Among those who were, and in many cases continue to be important in the promotion of standards, whether within WaSP or in other ways, I think the anti MS attitude is really not that strong. You'l hear it spoken of, but really not by many who have a lot of credibiity - its mor eto my mind something you find posted anonymously at /. :-)

I also appreciate your impatience, and desire for solutions, but the web has never really been about de facto standards (1993 - 1997 being the key exception to that, a time of innovation sure, but lot of terrible solutions to trivial problems that left a decade of legacy issues in some cases) - there are profound problems with de facto standards - who owns the IP? Who can license it? The tradeoff is you hand aost complete control over the ecosystem to the inventor. I, and I think many other folks, would simply not want to be involved in that.

But, onto solving the problems (and I agree that there are problems).
I think the issue is simply a lot more complex than any of us can possibly say. The standards we have are the ones we have, and were designed almost entirely for documents, and now we are trying to shoe horn them into supporting webapp design. The existing standards have an almost unimaginable investment of time, energy and commitment from probably millions of people and companies.

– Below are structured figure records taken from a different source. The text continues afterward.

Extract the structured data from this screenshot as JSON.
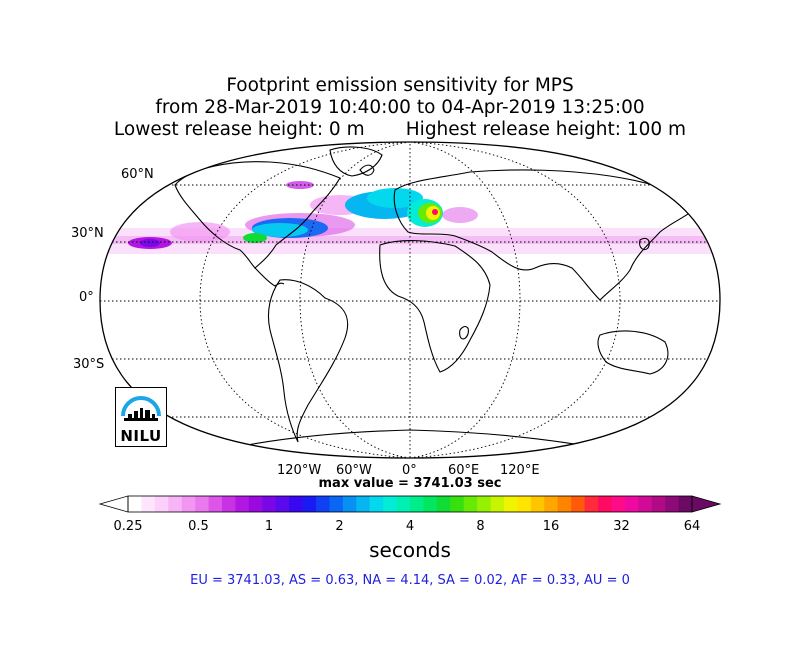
{
  "title": {
    "line1": "Footprint emission sensitivity for MPS",
    "line2": "from 28-Mar-2019 10:40:00 to 04-Apr-2019 13:25:00",
    "line3": "Lowest release height: 0 m       Highest release height: 100 m"
  },
  "map": {
    "projection": "robinson",
    "lat_labels": [
      "60°N",
      "30°N",
      "0°",
      "30°S"
    ],
    "lon_labels": [
      "120°W",
      "60°W",
      "0°",
      "60°E",
      "120°E"
    ]
  },
  "max_value_text": "max value = 3741.03 sec",
  "colorbar": {
    "ticks": [
      "0.25",
      "0.5",
      "1",
      "2",
      "4",
      "8",
      "16",
      "32",
      "64"
    ],
    "units": "seconds",
    "colors": [
      "#ffffff",
      "#fde6fd",
      "#fbd0fb",
      "#f7b4f7",
      "#f296f2",
      "#ea78ee",
      "#dc55e8",
      "#c832e4",
      "#b018e2",
      "#9a0ae0",
      "#7a08e6",
      "#5a08ec",
      "#3a08f0",
      "#1a1af2",
      "#1040f4",
      "#0a66f4",
      "#0890f2",
      "#06b6f0",
      "#04d8ee",
      "#02ecd8",
      "#00f0b4",
      "#00ee8a",
      "#02e660",
      "#10dc34",
      "#38e010",
      "#66ea06",
      "#96f004",
      "#c6f402",
      "#f0f400",
      "#ffe400",
      "#ffc600",
      "#ffa600",
      "#ff8400",
      "#ff5a0a",
      "#ff2a3a",
      "#ff0a60",
      "#ff0a88",
      "#ee0aa0",
      "#d20a98",
      "#b00a86",
      "#8e0a78",
      "#6a0a64"
    ]
  },
  "stats_text": "EU = 3741.03,  AS = 0.63,  NA = 4.14,  SA = 0.02,  AF = 0.33,  AU = 0",
  "logo": {
    "text": "NILU"
  }
}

I think the most important thing (as we were at WaSP, in particular the CSS folks) is to identify the problems that exist, document them, and really try then to suggest solutions. Those solutions may well come from what we already have, or they might require something completely new.

I think this is a significant mistake that HTML5 makes - it doesn't start with identifying the sigificant problems, it starts with the assumption, HTML5 needs updating, and then moves right into the question of how to go about that.

This is a subject for another longer post, but I kinda think HTML is essentially done - the chances of significant enhancement of HTML itself are very low. Wat I think we need to turn our atention to is webapplication standards, and I very much doubt that HTML is the best way forward there - or at least, changing HTML to accomodate webapp development and interfaces.